The same problem occurs when comparing values of type `Double`:

``````If DoubleA = DoubleB Then 'might not work
``````

Here you need to use something like

``````If (DoubleA - DoubleB) ^ 2 < (10^ - Digits)^2
``````

where `Digits` is the number of digits that need to be the same. Example

``````DoubleA = 0.9999999999
DoubleB = 1.0000000001
``````

then `Digits` needs to be `<= 9` to consider them as equal.

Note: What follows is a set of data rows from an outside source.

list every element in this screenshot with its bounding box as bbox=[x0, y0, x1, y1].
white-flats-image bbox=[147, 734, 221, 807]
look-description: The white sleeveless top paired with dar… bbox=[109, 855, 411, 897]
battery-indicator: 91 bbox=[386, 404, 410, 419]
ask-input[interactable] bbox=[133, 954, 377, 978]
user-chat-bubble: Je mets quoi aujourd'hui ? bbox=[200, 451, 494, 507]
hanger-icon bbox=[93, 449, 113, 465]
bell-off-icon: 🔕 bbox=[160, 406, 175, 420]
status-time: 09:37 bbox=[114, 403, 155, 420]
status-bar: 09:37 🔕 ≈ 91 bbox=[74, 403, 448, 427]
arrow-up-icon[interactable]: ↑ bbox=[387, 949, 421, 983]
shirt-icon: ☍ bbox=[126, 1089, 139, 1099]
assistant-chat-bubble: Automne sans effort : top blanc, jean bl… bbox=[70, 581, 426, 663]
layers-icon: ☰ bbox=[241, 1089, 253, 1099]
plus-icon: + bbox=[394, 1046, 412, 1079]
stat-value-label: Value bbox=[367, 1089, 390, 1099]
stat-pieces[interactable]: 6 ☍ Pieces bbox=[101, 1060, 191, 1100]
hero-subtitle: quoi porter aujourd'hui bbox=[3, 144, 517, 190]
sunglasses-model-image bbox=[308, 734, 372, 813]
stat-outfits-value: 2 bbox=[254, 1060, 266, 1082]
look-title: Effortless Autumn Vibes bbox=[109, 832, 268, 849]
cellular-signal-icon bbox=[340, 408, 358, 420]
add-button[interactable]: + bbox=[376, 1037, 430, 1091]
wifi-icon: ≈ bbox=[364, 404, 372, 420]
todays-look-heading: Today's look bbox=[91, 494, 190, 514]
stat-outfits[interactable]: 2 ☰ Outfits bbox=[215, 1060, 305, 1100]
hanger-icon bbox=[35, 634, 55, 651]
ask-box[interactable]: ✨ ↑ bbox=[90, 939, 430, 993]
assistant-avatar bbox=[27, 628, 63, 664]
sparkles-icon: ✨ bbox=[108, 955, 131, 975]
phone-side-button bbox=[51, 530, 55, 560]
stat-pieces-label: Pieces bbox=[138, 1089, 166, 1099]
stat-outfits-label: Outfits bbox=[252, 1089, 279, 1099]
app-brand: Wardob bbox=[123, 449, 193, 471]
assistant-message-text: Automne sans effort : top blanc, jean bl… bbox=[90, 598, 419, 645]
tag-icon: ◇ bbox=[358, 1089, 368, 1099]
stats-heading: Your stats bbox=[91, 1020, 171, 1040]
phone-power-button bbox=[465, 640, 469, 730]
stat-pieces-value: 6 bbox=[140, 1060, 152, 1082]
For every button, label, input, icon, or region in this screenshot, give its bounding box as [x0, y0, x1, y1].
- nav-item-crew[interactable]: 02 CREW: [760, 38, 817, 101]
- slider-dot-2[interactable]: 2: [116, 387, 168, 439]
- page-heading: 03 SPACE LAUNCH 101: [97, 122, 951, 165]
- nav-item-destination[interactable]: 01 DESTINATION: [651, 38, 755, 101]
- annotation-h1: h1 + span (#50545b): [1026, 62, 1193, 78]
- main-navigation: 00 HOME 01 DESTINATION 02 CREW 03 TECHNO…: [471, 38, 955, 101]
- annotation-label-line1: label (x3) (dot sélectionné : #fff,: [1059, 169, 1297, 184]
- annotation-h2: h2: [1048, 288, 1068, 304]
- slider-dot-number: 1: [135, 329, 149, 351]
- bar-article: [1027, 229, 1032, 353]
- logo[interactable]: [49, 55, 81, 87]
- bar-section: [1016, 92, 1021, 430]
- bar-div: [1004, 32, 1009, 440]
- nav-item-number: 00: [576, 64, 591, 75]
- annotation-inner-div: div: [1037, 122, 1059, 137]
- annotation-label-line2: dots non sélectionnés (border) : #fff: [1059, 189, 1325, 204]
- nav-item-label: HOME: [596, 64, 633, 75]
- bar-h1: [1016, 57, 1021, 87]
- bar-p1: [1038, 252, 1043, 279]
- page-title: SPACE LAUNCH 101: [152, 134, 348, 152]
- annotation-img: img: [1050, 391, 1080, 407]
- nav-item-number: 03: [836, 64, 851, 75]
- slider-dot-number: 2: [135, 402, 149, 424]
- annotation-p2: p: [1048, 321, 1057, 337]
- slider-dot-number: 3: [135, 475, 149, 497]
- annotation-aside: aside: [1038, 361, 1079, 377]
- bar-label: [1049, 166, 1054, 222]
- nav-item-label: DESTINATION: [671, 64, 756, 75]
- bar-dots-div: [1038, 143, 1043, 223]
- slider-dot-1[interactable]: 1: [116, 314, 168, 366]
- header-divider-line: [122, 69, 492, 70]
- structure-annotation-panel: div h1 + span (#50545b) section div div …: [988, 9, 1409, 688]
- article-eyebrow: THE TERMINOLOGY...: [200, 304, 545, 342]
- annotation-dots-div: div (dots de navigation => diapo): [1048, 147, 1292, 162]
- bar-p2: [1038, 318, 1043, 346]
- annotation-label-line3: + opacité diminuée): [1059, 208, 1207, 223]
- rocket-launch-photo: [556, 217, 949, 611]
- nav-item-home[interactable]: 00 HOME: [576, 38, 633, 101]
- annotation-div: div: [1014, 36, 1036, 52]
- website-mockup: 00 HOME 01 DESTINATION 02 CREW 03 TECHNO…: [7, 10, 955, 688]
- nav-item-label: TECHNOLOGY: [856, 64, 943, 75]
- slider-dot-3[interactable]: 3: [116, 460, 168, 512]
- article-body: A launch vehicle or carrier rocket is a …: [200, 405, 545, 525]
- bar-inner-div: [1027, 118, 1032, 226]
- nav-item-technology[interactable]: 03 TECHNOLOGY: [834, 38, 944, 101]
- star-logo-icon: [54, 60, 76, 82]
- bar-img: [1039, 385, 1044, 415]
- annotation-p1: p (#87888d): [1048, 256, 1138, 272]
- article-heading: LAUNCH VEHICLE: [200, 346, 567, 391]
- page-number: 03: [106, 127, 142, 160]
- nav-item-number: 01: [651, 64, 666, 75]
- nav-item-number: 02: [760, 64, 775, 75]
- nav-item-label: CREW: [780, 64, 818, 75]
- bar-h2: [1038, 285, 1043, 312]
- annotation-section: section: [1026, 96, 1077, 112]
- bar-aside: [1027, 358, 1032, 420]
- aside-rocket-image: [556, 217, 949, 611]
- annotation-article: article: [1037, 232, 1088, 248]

If you need to do that often then it comes handy to use a function for that:

``````Option Explicit

Public Function IsDoubleValueTheSame(DoubleA As Double, DoubleB As Double, Optional Digits As Long = 12) As Boolean
IsDoubleValueTheSame = (DoubleA - DoubleB) ^ 2 < (10 ^ -Digits) ^ 2
End Function
``````

and call it like

``````Debug.Print IsDoubleValueTheSame(0.9999999999, 1.0000000001, 9)  'true
Debug.Print IsDoubleValueTheSame(0.9999999999, 1.0000000001, 10) 'false
``````

So to come back to your initial example:

``````Debug.Print Log(1000) / Log(10) = 3 'false
Debug.Print IsDoubleValueTheSame(Log(1000) / Log(10), 3, 15) 'true
Debug.Print IsDoubleValueTheSame(Log(1000) / Log(10), 3, 16) 'false
``````

which means `Log(1000) / Log(10)` is actually `3` precise up to `15` digits and the 16ᵗʰ digit is different.